Elle a déclaré que le mérite en revenait à Olmert et au ministre de la Défense de l’époque, Ehud Barak, pour avoir pris la décision de lancer l’opération.

Mercredi, Barak a attaqué Olmert en disant qu’il « n’a jamais vraiment été le Premier ministre », mais qu’il a simplement « joué » le rôle.

Barak et Olmert ont une longue et amère histoire – c’est Barak qui, en 2008, a forcé Olmert à démissionner lorsque le Premier ministre s’est battu contre des accusations de corruption pour lesquelles il a finalement été incarcéré. Et les deux hommes sont également en désaccord sur la frappe syrienne, Olmert suggérant que Barak voulait la retarder afin qu’il puisse en revendiquer le mérite à un stade ultérieur après la disparition d’Olmert, et Barak insistant sur le fait qu’il voulait simplement s’assurer que le plan d’attaque était au point avant que l’attaque n’ait lieu.

Dans une interview à la chaîne de télévision Reshet, quelques heures après qu’Israël a officiellement reconnu la responsabilité de la frappe, Barak a tourné Olmert en dérision avec une méchanceté particulière, affirmant que « Olmert n’a jamais vraiment été Premier ministre », mais qu’il a plutôt eu de la chance dans le rôle après qu’Ariel Sharon a été frappé d’une attaque d’apoplexie. « Il y est arrivé par hasard. Je suis sûr que Sharon n’aurait jamais voulu qu’il soit là. Il a très bien joué son rôle », a déclaré Barak cyniquement.

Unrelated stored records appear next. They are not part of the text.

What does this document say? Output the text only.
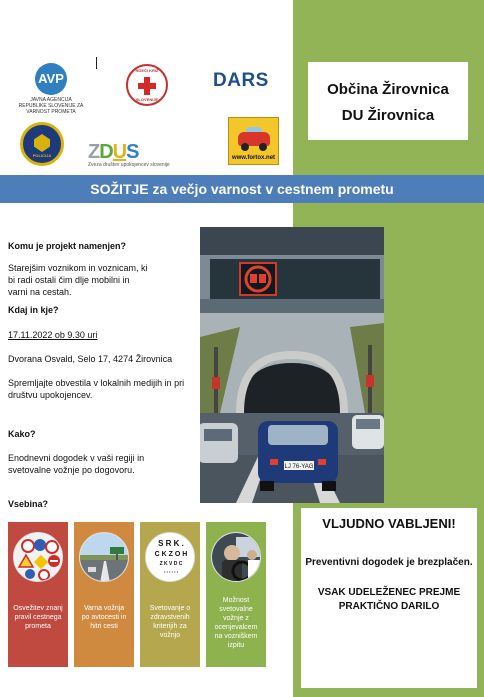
Občina Žirovnica
DU Žirovnica
AVP
JAVNA AGENCIJA REPUBLIKE SLOVENIJE ZA VARNOST PROMETA
RDEČI KRIŽ
SLOVENIJE
DARS
POLICIJA	ZDUS
Zveza društev upokojencev slovenije
www.fortox.net
SOŽITJE za večjo varnost v cestnem prometu
Komu je projekt namenjen?
Starejšim voznikom in voznicam, ki
bi radi ostali čim dlje mobilni in
varni na cestah.
Kdaj in kje?
17.11.2022 ob 9.30 uri
Dvorana Osvald, Selo 17, 4274 Žirovnica
Spremljajte obvestila v lokalnih medijih in pri
društvu upokojencev.
Kako?
Enodnevni dogodek v vaši regiji in
svetovalne vožnje po dogovoru.
Vsebina?
LJ 76-YAG
Osvežitev znanj
pravil cestnega
prometa
Varna vožnja
po avtocesti in
hitri cesti
S R K .
C K Z O H
Z K V D C
• • • • • •
Svetovanje o
zdravstvenih
kriterijih za
vožnjo
Možnost
svetovalne
vožnje z
ocenjevalcem
na vozniškem
izpitu
VLJUDNO VABLJENI!
Preventivni dogodek je brezplačen.
VSAK UDELEŽENEC PREJME
PRAKTIČNO DARILO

A la question de savoir si Olmert avait néanmoins pris une décision courageuse et correcte d’approuver la frappe sur le réacteur syrien, Barak a poursuivi : « Kevin Spacey est aussi un bon acteur. Il jouait exceptionnellement bien le président [dans la série House of Cards]. Ça ne l’a pas fait devenir président. »

Olmert « a pris cette bonne décision », a admis Barak, « et en fin de compte, il en mérite le crédit ». Mais l’autobiographie d’Olmert sur le point d’être publiée, écrite en prison, soulignait son inaptitude à ce poste, a affirmé Barak, lui-même ancien Premier ministre. (Olmert est très critique à l’égard de Barak dans le livre.) « Lisez son livre », a exhorté Barak. « La personnalité ne change pas en prison… Penser que la personne qui a écrit ce livre… était le Premier ministre d’Israël, et a pris des décisions néfastes nous affectant tous, c’est dérangeant, pour le moins que l’on puisse dire ».

Le prédécesseur de Barak en tant que ministre de la Défense, le député Amir Peretz, en revanche, a insisté sur le fait qu’Olmert, lorsqu’il s’agissait des préparatifs pour la Syrie, fonctionnait « exceptionnellement bien ».